Clearly, that's a big deal for those who drive often and who have been struggling with higher costs. But unfortunately, consumers may now be stuck in a sort of limbo situation where gas prices are still way higher than usual, but not high enough to warrant more stimulus aid.

Consumers still need help

Last July, families with children saw the first of six monthly Child Tax Credit payments hit their bank accounts. This year, no such aid is on the table, as the boosted credit didn't get approved for 2022.

Not only is the enhanced Child Tax Credit gone, but there are no plans in the works for a federal stimulus check to arrive anytime soon. And given the state of the job market, it's easy to see why.

The U.S. economy added 372,000 new jobs during the month of June, and the unemployment rate sat tight at 3.6%. That's comparable to the pre-pandemic jobless rate, and it also means it's harder to justify another widespread round of stimulus aid.

So where does that leave consumers who are having difficulty paying for gas and other expenses? Unfortunately, in a pretty bad place. While lower jobless numbers are a good thing, they're not helpful for those consumers whose paychecks are falling dangerously short.

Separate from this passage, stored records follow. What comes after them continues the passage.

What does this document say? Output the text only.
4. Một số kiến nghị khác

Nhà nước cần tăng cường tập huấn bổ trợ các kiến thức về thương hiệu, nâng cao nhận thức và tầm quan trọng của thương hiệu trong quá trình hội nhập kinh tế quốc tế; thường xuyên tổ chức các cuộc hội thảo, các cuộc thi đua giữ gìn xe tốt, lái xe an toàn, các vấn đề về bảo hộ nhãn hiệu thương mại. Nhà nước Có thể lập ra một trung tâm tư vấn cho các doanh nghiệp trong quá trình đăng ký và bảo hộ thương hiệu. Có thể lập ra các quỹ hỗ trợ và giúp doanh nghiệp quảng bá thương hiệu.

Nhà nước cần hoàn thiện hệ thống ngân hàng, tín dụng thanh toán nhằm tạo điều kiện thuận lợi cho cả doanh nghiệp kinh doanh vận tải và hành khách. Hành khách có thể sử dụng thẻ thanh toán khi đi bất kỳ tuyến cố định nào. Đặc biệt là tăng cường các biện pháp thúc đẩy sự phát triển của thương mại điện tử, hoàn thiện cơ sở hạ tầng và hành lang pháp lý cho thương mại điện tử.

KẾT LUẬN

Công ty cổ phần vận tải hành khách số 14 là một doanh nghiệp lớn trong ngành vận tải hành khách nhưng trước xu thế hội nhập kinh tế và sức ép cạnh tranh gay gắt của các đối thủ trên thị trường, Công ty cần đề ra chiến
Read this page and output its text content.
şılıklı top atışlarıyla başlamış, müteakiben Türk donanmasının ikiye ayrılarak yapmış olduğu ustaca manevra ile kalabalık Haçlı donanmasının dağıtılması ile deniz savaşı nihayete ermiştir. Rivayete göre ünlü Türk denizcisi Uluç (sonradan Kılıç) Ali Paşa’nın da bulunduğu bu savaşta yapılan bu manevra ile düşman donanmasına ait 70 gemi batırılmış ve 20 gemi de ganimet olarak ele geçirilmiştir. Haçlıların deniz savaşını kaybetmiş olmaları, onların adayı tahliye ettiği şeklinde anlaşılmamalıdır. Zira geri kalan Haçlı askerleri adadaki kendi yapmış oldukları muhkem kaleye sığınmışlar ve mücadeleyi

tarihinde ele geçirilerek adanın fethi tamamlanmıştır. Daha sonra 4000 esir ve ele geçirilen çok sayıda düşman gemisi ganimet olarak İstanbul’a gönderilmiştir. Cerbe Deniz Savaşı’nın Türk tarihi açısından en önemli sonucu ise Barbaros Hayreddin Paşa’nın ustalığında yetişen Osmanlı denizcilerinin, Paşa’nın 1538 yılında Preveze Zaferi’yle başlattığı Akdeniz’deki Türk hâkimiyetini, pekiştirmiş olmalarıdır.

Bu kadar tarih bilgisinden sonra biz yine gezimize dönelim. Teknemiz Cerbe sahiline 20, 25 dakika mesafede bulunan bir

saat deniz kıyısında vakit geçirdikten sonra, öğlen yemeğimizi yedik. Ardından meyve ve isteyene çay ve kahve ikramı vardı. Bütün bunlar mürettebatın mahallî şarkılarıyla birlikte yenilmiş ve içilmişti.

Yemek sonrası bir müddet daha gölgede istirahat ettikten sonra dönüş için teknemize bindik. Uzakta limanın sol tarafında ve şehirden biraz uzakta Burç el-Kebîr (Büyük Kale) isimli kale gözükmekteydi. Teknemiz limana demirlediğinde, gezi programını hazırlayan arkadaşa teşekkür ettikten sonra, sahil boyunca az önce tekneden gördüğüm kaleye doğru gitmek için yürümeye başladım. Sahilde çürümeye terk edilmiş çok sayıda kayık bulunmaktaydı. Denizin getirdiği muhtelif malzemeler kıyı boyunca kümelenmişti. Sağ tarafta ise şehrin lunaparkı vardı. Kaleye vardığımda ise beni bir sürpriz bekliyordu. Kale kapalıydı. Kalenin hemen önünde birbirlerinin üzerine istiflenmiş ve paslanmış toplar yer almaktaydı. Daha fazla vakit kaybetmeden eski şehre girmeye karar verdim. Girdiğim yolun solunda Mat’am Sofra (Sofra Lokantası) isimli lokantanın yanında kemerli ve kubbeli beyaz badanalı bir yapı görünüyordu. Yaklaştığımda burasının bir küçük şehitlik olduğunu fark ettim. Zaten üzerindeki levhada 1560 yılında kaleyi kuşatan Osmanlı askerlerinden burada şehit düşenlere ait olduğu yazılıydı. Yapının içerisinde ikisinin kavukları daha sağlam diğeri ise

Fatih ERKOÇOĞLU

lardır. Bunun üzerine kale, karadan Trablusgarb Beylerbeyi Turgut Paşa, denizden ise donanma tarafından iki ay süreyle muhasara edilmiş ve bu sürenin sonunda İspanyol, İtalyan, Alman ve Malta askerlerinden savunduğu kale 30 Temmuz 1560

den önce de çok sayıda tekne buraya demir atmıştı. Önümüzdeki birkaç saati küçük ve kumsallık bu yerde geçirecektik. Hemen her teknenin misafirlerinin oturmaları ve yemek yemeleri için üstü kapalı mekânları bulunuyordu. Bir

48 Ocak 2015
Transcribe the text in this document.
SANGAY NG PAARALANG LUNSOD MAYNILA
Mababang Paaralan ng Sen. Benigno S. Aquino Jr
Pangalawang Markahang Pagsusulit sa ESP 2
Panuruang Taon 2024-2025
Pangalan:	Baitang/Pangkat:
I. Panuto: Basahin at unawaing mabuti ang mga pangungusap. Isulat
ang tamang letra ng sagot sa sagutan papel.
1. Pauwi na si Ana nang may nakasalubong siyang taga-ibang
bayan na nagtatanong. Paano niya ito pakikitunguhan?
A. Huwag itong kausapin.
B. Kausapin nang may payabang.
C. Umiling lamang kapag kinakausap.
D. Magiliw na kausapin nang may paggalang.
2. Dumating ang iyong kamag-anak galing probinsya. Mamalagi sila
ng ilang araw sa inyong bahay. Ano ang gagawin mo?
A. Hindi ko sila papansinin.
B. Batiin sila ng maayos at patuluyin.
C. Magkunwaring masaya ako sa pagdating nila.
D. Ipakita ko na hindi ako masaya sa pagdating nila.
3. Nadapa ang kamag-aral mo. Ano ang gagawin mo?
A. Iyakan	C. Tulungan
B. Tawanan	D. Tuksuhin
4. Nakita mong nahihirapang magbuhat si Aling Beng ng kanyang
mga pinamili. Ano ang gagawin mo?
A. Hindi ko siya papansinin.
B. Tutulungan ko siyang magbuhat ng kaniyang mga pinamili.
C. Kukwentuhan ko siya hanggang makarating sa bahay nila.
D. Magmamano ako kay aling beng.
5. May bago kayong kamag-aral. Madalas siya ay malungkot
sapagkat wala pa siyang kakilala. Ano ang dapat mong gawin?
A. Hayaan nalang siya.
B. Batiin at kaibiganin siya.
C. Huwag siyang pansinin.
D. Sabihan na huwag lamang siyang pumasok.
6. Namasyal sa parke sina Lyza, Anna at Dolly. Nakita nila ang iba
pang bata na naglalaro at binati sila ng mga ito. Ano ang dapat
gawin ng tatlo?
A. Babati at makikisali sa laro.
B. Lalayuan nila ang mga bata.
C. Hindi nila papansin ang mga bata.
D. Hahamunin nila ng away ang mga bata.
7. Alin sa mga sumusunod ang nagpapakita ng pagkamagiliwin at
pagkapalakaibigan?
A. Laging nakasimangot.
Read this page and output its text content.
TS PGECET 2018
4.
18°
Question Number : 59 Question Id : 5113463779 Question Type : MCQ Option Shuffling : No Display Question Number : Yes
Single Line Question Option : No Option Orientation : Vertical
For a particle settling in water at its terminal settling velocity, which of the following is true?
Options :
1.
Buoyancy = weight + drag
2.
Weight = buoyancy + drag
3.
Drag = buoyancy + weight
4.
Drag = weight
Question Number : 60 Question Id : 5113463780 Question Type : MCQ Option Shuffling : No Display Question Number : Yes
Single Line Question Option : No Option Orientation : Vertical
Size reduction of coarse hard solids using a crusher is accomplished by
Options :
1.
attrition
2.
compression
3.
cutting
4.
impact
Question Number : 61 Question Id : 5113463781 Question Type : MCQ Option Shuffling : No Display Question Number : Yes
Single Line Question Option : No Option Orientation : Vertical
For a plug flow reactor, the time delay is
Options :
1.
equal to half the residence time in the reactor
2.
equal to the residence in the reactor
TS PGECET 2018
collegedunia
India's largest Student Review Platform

Aid is available -- but only in some states

The good news is that many states have recognized the need to dish out stimulus aid and are making plans to send out rebate checks to qualifying residents. But it's largely states with surplus funds in their budgets that are able to take this step. Not every state is issuing stimulus payments, and even within the states that are, not everyone will qualify for aid.

Meanwhile, though gas prices may have dipped recently, they could easily come back up as the summer moves along. Whether that pushes lawmakers to consider additional federal aid is, at this point, really up for debate. Although higher gas costs have been a motivator for lawmakers to try to act in recent months, at this point, they may evolve to become something consumers are expected to just deal with -- even if that means racking up debt to stay afloat.